Even though I always knew that I wanted to do something related to the atmosphere, for a long time, I didn’t have a clear idea of what I wanted to do. Finally, after having some experience doing research in graduate school, I realized that research would be fun and a good fit for me, so I started looking for positions in that vein. I didn’t just expect, however, that I would end up here at NASA Langley! It was a pleasant surprise that there was a good place for me to fit in here.
Did you have to overcome any gender barriers in your career?
I don’t think I’ve encountered any serious gender barriers. Women are certainly a minority in atmospheric science, and I often realize that I’m either the only woman or one of a mere handful of women in the room. I do appreciate the strong, successful women that I have encountered in my field thus far and the support that I have gotten from them. Whether you encounter gender barriers or not, I would recommend seeking out the community, friendship, and mentorship of the strong women around you so you have the support you need when difficult situations arise.

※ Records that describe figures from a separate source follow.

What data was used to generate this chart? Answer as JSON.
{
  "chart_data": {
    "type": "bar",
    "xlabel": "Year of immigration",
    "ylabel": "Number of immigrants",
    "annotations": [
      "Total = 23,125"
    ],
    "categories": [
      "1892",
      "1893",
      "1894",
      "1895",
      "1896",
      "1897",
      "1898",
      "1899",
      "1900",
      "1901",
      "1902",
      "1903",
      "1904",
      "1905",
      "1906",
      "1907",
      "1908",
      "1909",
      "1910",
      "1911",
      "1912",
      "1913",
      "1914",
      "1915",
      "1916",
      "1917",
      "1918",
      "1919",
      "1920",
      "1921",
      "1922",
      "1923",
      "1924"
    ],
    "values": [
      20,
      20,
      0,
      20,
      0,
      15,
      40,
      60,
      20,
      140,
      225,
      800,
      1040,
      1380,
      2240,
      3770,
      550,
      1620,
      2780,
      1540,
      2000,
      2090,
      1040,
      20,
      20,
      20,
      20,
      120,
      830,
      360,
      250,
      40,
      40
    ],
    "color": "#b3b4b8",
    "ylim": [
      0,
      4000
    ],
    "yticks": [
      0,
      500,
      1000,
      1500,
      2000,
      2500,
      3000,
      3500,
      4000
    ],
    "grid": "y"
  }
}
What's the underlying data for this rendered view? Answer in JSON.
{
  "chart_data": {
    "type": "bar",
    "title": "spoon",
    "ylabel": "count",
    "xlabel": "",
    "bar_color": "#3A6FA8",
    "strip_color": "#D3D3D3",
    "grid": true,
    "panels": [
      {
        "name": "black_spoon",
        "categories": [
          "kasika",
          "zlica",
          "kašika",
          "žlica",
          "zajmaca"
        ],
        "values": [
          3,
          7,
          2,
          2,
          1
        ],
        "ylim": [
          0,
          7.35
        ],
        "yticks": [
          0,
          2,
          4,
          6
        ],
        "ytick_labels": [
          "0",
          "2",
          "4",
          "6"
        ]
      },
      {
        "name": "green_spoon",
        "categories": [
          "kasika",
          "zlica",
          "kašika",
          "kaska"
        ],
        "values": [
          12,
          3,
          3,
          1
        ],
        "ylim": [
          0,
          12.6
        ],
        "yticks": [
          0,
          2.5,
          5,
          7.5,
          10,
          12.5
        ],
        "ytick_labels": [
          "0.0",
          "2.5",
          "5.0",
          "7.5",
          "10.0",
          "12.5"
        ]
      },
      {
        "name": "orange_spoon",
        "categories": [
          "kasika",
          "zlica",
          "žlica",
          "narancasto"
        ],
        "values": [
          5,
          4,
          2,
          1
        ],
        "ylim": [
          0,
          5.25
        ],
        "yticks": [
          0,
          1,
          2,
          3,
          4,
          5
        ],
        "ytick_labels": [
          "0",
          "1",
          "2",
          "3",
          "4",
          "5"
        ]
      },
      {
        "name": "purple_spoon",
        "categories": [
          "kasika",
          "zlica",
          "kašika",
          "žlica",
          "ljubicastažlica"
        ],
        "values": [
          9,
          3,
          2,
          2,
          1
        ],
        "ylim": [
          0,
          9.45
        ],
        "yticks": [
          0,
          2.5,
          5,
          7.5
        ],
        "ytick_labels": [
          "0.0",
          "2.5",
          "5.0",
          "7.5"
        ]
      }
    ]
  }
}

What does your future hold?
At this point, I haven’t been a NASA a year yet, but I think there are great opportunities here for me to grow as a scientist and leader in my field, and that there are ways that I can contribute to our knowledge base in atmospheric and climate science. Since those are some of my life-long career goals, I hope my future includes continuing to work for NASA for a large chunk of my career (at least!).
What one piece of advice would you like to pass on to the next generation?
Learn how to take criticism well! It can be hard to hear critical comments about yourself and your work, but find mentors and colleagues who can deliver direct, constructive criticism without breaking your spirit. Then learn how to use that information to further improve your skills. This has served me well thus far, and I intend to continue to hone this skill of receiving criticism well and using it for my benefit (and ultimately the benefit of others).
Any other advice you would like to leave us with?
Always work hard and try your best regardless of what you do, but remember not to isolate yourself! Yes, it is important to commit yourself to your passions at work, but find other activities outside of work that you enjoy as well. Your brain will thank you for the break and change of pace, and it will likely serve you well in the workplace too!